Monday, June 16, 2008

Interns

It's summertime and that means one thing: it's intern season at FederalEntity! From June-August all of the empty cubicles in my office are stuffed with wide-eyed interns. It breathes energy into the cubicle wasteland that is my office - energy that instantly disappears when school starts back up again.

I'm not sure where we find our interns - I don't think we advertise for them on the internet or anything. But based on the kids we've had working here, I'd safely guess that we recruit through two ways: nepotism and community college.

Half of the interns we've ever had have "known someone". Their dad is connected to one of our policitos... Their aunt works in another office at FederalEntity and is owed a favor by my boss... Their family has donated thousands of dollars to the Republican party... I actually don't mind this class of intern - they tend to perform well, mainly because they have a "connection" they feel they have to make good on. The other half, I'm not really sure where they come from but we've had some weird ones. There was the guy who didn't talk to anyone and ate Cup-O-Noodles for breakfast every morning at 7:30 am. There was the Native American guy who could never help us out with anything because he was always working on special "Native American" related projects (which were not assigned by his bosses...). There was the Frat Boy who spent the whole summer talking about getting wasted, hitting on chicks, and "scheming" (note to self: I never did figure out what he meant by "scheming").

We've got six new interns this year. Unfortunately, I haven't met them all yet, but I'm sure I'll have at least one good story by the end of the summer just you wait.

What do our interns do all summer? I'm not exactly sure. All I know is I'm not allowed to make them do anything. They inevitably get stuck doing a handful of grunt work. Lots of surfing the internet, facebook, gmail, youtube, etc. The work we do in my office is far too technical to teach a summer intern, so they help out with loose odds and ends on projects, and take long lunch breaks. They get paid pretty well for their troubles - $13 an hour I believe, plus overtime and every other Friday off. All in all, not a bad gig.

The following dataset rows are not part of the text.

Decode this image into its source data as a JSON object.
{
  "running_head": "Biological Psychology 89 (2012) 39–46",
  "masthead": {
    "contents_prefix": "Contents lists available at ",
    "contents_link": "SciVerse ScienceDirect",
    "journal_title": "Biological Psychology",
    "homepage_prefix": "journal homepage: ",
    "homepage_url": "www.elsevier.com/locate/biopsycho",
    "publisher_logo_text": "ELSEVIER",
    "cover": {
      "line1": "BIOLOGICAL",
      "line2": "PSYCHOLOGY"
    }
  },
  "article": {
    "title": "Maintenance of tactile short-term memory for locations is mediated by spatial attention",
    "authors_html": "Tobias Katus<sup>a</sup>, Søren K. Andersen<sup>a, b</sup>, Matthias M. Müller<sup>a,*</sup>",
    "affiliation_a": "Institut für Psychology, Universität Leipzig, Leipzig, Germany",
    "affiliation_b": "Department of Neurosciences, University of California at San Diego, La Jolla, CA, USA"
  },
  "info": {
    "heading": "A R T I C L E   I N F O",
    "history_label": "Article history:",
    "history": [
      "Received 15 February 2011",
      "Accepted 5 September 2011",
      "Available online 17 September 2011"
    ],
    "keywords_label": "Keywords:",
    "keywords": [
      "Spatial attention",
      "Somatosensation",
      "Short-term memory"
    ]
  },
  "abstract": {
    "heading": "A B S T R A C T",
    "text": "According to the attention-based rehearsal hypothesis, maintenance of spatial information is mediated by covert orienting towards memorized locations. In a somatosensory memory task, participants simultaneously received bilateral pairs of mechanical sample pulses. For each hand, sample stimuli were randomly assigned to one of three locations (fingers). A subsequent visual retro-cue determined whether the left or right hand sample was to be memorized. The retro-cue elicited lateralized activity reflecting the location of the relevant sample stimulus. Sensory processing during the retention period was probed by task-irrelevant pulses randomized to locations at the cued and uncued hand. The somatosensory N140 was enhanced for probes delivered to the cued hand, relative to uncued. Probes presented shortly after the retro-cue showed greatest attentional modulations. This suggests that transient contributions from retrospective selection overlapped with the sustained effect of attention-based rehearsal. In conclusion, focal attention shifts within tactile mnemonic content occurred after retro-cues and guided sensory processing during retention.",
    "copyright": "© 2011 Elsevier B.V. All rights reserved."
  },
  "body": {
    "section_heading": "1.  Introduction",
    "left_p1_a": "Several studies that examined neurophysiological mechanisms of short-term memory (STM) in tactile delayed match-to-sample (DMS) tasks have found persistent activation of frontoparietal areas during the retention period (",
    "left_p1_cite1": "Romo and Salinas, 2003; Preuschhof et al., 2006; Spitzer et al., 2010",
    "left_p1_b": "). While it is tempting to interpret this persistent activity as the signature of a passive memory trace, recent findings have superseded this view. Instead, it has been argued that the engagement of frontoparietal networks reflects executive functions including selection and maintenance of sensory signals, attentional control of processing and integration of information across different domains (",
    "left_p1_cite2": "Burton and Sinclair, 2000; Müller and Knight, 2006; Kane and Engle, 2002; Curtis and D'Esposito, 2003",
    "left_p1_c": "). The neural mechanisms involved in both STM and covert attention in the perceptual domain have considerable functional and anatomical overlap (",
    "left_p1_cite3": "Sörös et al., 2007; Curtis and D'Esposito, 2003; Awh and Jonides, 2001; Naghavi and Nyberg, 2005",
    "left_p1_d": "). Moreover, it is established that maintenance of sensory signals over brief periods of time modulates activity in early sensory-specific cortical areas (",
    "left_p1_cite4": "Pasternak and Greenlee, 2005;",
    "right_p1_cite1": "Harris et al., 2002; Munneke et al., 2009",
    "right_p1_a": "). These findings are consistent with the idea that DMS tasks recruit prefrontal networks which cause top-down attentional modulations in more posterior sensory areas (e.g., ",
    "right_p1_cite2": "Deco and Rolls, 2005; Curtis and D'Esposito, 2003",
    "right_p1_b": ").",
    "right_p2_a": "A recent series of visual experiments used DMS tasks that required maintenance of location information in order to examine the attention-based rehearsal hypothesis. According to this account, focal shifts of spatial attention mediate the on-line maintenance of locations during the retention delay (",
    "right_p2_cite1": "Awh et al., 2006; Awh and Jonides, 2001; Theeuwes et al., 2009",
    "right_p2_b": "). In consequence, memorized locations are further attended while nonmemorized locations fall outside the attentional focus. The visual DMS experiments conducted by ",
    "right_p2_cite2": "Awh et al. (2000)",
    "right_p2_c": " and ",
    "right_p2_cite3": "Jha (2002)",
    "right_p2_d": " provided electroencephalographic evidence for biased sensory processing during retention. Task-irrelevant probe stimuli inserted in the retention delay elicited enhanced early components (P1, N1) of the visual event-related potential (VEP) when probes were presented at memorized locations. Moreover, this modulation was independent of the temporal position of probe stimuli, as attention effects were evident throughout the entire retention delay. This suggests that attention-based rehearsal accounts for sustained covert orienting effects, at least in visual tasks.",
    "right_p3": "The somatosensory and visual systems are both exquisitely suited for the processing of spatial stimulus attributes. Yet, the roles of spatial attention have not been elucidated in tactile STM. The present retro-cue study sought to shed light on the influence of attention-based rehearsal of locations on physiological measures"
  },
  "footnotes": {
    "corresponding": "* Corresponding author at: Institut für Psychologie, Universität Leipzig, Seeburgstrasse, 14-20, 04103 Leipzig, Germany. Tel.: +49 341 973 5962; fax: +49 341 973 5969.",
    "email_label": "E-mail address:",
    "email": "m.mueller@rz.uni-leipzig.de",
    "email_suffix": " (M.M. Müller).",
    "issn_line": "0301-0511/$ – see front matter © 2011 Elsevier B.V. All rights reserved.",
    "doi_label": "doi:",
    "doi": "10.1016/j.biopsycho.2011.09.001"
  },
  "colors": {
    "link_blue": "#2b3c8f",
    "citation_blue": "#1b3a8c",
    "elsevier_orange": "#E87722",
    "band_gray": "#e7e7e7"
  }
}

Half of our interns this summer are part of a student-professional internship program. If they rack up 640 hours of Federal service before they graduate from college, we can hire them directly and immediately when they graduate. They don't have to wait in line like the rest of the world to get a Federal job. The required number of hours translates to 71 nine hour work days. These poor kids (soon to be college Seniors) will be working the whole summer with no days off, plus winter break, plus spring break to accumulate the required hours - in the hope that we hire them full time next May. There's no guarantee that we will hire them (and looking at staffing levels, we can't hire them all even if we wanted to...) so they're ruining their summer for the mere chance at becoming a Fed. Is it worth it? I don't think so, but one of the interns told me that his dream is to have a career at my FederalEntity. Reminds me of myself when I was in college!